What We Know

Today, we’d like to tell a story that starts in Spring 2014. This is when all the 5/5 chatter began (and maybe it’s always been going on behind the scenes, but this is when it was presented to us as a proposal). We will tell this story through an explanation of three meetings with our department chair.

Meeting in Spring 2014 (present, only Instructor representative)

This meeting began with the chair expressing his concern for the Faculty Associates’ (adjunct instructors’) situation in the department. Due to the way our university decided to respond to the Affordable Care Act, FAs that had once taught up to 5 classes a semester on a consistent basis (although these were semester-to-semester contracts), were now limited to 2 courses a semester. We felt horrible about this situation because many of us had been FAs before. From this introduction, the chair mentioned his plan to convert some of these FAs into full-time, benefits Instructors. We agreed that this would be a good thing. However, our chair articulated that sending these new lines up the chain to the provost would raise red flags because the university was beginning to define the Instructor rank at a 100% teaching load. So, the chair suggested that he change our jobs from 4/4 (80% teaching, 20% service) to 5/5, (100% teaching) WITH a possible 6,300 pay raise. The response was mixed because while some people welcomed the pay increase (ASU doesn’t give cost of living raises, and the Instructor rank started off at 28K in 1995, and has since then “grew” to 30K/32K–with a terminal degree), others weren’t interested in trading in service for teaching. As we expressed our concerns, the chair told us he would send the new lines up the ladder as unchanged (4/4–80% teaching, 20% service). It seems as though he was successful because, for Fall 2014, we added 20 new Instructors, and all of our jobs remained unchanged.

Meeting, September 29, 2014 (open invitation to all instructors)

We asked our chair to keep conversations open about our job and its improvement.

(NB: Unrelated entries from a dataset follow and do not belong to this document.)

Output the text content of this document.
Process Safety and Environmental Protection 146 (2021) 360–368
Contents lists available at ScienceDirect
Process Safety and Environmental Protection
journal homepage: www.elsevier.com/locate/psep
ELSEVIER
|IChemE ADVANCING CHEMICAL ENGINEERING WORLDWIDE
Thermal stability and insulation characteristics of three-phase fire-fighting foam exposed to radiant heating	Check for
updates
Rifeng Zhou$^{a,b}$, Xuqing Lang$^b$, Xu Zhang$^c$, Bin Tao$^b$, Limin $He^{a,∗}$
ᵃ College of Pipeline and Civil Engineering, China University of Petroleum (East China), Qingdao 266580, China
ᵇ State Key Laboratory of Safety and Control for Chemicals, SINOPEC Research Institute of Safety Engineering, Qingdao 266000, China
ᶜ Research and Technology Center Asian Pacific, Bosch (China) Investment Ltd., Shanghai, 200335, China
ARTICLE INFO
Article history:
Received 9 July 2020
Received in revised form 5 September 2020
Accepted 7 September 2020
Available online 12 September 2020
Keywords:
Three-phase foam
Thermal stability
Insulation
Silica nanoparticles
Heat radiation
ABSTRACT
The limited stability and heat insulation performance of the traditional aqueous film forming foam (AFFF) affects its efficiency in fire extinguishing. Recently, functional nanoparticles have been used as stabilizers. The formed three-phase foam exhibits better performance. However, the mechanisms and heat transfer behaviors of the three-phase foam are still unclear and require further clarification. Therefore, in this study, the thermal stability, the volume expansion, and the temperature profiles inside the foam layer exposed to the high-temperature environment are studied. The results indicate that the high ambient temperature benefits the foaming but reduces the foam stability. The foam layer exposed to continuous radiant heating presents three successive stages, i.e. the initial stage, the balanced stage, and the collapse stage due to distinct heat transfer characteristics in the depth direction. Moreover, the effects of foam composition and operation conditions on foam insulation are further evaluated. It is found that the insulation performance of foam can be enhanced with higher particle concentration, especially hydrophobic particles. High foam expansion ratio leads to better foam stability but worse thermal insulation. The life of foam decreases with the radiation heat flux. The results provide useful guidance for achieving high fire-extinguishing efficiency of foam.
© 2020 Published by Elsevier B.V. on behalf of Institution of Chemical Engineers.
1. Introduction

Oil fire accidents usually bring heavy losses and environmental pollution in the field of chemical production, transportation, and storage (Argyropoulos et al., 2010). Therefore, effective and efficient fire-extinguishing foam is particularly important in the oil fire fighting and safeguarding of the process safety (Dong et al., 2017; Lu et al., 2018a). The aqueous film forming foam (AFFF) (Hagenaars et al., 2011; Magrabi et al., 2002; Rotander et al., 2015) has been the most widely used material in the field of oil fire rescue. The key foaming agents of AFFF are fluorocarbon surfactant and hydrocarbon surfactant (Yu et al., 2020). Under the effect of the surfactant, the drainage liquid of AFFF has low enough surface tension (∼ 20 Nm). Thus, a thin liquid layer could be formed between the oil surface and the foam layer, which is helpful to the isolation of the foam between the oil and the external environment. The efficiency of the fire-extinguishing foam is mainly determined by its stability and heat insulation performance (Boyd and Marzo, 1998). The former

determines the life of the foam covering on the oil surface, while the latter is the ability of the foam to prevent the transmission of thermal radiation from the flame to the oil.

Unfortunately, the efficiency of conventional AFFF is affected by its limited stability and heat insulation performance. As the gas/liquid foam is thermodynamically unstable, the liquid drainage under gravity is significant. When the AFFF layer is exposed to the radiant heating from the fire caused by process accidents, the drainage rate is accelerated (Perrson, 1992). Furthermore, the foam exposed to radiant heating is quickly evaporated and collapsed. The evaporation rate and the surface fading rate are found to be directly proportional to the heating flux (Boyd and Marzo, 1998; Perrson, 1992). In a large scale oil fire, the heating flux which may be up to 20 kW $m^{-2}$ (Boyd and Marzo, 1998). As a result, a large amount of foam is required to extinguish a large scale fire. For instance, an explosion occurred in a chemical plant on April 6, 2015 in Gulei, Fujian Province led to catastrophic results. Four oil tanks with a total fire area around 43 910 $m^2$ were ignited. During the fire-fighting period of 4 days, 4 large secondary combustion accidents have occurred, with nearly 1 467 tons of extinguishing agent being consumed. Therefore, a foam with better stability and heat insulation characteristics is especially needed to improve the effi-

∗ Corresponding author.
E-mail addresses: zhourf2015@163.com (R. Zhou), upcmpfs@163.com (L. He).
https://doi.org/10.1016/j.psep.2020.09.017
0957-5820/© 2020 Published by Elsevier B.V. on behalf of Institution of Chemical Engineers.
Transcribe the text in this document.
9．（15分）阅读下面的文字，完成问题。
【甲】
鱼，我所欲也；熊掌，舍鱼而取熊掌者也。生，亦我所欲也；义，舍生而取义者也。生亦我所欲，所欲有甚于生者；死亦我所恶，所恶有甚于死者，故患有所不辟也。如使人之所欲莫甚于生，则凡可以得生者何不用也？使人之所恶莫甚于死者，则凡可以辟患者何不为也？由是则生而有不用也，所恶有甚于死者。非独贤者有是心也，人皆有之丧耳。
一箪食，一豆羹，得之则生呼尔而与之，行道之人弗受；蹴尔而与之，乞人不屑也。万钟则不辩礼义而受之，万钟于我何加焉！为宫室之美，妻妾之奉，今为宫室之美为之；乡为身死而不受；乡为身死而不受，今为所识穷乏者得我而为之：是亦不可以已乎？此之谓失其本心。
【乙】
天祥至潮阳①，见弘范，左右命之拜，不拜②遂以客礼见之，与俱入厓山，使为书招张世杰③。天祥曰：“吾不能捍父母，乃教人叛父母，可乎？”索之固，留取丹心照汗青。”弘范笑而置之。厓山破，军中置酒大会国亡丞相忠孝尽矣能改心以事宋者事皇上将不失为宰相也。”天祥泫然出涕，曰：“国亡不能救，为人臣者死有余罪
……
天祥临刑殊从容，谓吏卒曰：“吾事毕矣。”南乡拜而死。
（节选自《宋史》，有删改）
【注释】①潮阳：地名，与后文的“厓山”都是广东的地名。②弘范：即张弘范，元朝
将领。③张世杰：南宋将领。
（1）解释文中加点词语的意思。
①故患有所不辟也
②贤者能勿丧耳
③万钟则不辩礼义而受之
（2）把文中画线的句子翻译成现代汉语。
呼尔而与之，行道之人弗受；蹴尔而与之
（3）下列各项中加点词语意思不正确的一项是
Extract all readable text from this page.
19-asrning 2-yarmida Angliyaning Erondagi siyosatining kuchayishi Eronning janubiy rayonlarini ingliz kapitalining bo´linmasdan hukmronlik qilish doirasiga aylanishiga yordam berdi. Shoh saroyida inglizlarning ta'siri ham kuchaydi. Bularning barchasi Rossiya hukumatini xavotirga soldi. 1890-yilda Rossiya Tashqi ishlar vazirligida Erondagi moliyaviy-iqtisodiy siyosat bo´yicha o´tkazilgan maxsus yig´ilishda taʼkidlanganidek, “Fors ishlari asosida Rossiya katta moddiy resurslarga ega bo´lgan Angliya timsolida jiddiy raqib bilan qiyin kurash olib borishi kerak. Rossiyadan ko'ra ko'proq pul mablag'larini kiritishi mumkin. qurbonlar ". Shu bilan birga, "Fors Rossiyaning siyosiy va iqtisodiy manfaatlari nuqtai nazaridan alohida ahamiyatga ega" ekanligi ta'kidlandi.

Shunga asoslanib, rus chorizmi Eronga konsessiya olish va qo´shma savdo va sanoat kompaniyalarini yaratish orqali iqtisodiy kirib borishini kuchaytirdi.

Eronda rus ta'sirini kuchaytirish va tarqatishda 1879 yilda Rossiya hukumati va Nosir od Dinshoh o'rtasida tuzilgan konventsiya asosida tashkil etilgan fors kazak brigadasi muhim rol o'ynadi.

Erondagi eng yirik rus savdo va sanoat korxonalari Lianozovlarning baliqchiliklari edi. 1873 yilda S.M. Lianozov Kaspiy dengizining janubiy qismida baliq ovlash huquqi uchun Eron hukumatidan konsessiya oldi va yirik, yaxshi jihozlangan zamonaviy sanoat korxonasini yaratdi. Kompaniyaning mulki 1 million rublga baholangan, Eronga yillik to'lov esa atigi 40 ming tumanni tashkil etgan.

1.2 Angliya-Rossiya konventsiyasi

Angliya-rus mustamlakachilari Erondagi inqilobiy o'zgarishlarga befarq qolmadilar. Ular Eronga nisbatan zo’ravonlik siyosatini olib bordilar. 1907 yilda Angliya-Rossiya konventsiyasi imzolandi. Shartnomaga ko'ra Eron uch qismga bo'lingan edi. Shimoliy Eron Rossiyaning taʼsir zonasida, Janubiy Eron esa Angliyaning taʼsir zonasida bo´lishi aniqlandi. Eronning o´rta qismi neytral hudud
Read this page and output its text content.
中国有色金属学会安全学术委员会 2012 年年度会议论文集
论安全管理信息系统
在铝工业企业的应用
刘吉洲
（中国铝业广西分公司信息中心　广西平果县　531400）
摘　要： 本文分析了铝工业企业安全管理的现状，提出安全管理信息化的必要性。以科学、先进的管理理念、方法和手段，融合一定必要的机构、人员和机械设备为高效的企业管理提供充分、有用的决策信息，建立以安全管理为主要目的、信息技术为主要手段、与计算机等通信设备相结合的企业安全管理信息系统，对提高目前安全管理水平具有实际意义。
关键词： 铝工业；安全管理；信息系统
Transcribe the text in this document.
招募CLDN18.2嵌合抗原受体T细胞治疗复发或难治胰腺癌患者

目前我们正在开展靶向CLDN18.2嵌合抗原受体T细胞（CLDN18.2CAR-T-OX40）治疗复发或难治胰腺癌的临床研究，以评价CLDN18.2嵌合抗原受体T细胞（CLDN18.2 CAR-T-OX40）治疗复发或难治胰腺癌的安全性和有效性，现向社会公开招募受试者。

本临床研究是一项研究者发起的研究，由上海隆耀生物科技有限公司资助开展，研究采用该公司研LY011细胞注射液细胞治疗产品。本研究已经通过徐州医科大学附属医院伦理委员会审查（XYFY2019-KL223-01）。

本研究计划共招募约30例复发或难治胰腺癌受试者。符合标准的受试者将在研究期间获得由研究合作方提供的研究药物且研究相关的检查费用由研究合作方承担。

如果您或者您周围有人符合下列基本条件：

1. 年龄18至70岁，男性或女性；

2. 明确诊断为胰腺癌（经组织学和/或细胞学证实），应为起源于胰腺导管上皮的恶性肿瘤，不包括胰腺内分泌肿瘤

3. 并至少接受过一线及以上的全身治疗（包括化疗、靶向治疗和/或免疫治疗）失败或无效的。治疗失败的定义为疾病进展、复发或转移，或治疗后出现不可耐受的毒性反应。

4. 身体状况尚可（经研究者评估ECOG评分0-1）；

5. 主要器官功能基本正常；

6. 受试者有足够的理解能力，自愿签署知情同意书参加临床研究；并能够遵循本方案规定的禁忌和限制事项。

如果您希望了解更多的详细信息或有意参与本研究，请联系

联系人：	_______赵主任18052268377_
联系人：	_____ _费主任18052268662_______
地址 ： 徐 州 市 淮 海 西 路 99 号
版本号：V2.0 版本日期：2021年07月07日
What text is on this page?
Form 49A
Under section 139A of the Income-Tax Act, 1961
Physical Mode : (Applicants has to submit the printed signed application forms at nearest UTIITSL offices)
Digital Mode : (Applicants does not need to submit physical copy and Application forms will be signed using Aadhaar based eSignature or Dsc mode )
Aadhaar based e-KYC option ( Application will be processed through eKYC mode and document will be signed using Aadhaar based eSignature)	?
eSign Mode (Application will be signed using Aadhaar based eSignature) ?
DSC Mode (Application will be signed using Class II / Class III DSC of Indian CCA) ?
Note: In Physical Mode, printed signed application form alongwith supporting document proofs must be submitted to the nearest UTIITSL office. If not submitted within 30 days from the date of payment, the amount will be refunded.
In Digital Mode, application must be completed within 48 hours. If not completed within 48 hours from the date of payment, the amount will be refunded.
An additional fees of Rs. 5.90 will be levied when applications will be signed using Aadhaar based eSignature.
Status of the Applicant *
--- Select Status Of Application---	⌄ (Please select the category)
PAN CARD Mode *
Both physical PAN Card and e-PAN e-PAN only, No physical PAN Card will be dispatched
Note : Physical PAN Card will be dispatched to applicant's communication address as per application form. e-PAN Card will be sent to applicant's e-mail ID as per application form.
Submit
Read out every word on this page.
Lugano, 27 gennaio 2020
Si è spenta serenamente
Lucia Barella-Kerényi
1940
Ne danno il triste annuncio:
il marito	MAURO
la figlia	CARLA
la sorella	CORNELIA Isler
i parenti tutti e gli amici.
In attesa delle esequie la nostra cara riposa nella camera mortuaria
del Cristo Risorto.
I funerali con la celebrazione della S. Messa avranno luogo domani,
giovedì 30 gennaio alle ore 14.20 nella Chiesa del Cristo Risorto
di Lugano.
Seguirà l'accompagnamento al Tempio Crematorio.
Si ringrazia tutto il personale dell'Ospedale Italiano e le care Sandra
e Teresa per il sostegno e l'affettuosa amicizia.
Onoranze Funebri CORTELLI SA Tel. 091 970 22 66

Our chair met with us, and discussed the following:

  • Positive things from last academic year.
    • Converting FAs to Instructors (holding line at 4/4) as a win.
    • Everyone eligible received merit raises (2-3%).
    • Travel money – restored $500.
  • Next goal in chair’s eyes. He wants to use the merit pool to raise the rate current Instructors are paid and raise the level at which new instructors would get hired. He told us he really wanted to avoid inversion (i.e. hiring new people at higher rates than people received that have been here for longer). What kind of increase? He doesn’t have a clue, but he’s hopeful to get a 3% minimum–but 5% would be great. A 5% “raise” (chair has discretion to give raises) would allow the chair to fix salary compression issues.
  • We also discussed working conditions in offices and workloads of second language writing teachers.

Coming out of this meeting, we were very hopeful and positive about the future of our jobs and our pay.

Meeting, Dec 17, 2014 (open invitation to all instructors)

After receiving an email from the chair that 5/5 was back on the table, he called a meeting for December 17th with all of the Instructors. He explained to us that funding the FA to Instructor conversion was supposed to come out of the state budget. However, five weeks ago, our chair was instructed by the university to offload those hires from the state budget to the local, department budget. At this point he paused to remind us how dire the situation was for FAs, hoping that we would remain sympathetic for the FAs and continue to feel “good” about the FA-to-Instructor conversions. He offered that, for the first year of his tenure as chair, the FA situation was his “deepest and darkest concern.” Returning to the current situation, he explained, because the FA conversion was to come from our local funds, we are now facing a $660,000+ budget deficit–the exact amount of the conversion. Again, he reminded us, “There’s probably no better use of our local monies than actually trying to improve people’s conditions of employment here.” Furthermore, we were reminded that the conversion also helped stabilize the workforce in the Writing Programs which, because of rapidly increasing enrollment, is always understaffed.

However, after all of these “good” arguments for the conversion of FA’s to Instructors, we learned that the solution to the deficit (that this conversion caused) is to increase Instructor teaching load to 5/5 WITHOUT a pay increase. While many Instructors voiced their opinions on this from personal and professional standpoints, we believe that the moral issue here is also relevant. The bottom line is that the department overspent by having converted the most exploited population to Instructors, and then, in turn, asked the second most exploited population to take the hit for this. We are being asked to “take one for the team” because of the department’s “charitable” overspending, a team that at this point has yet to voice support for us.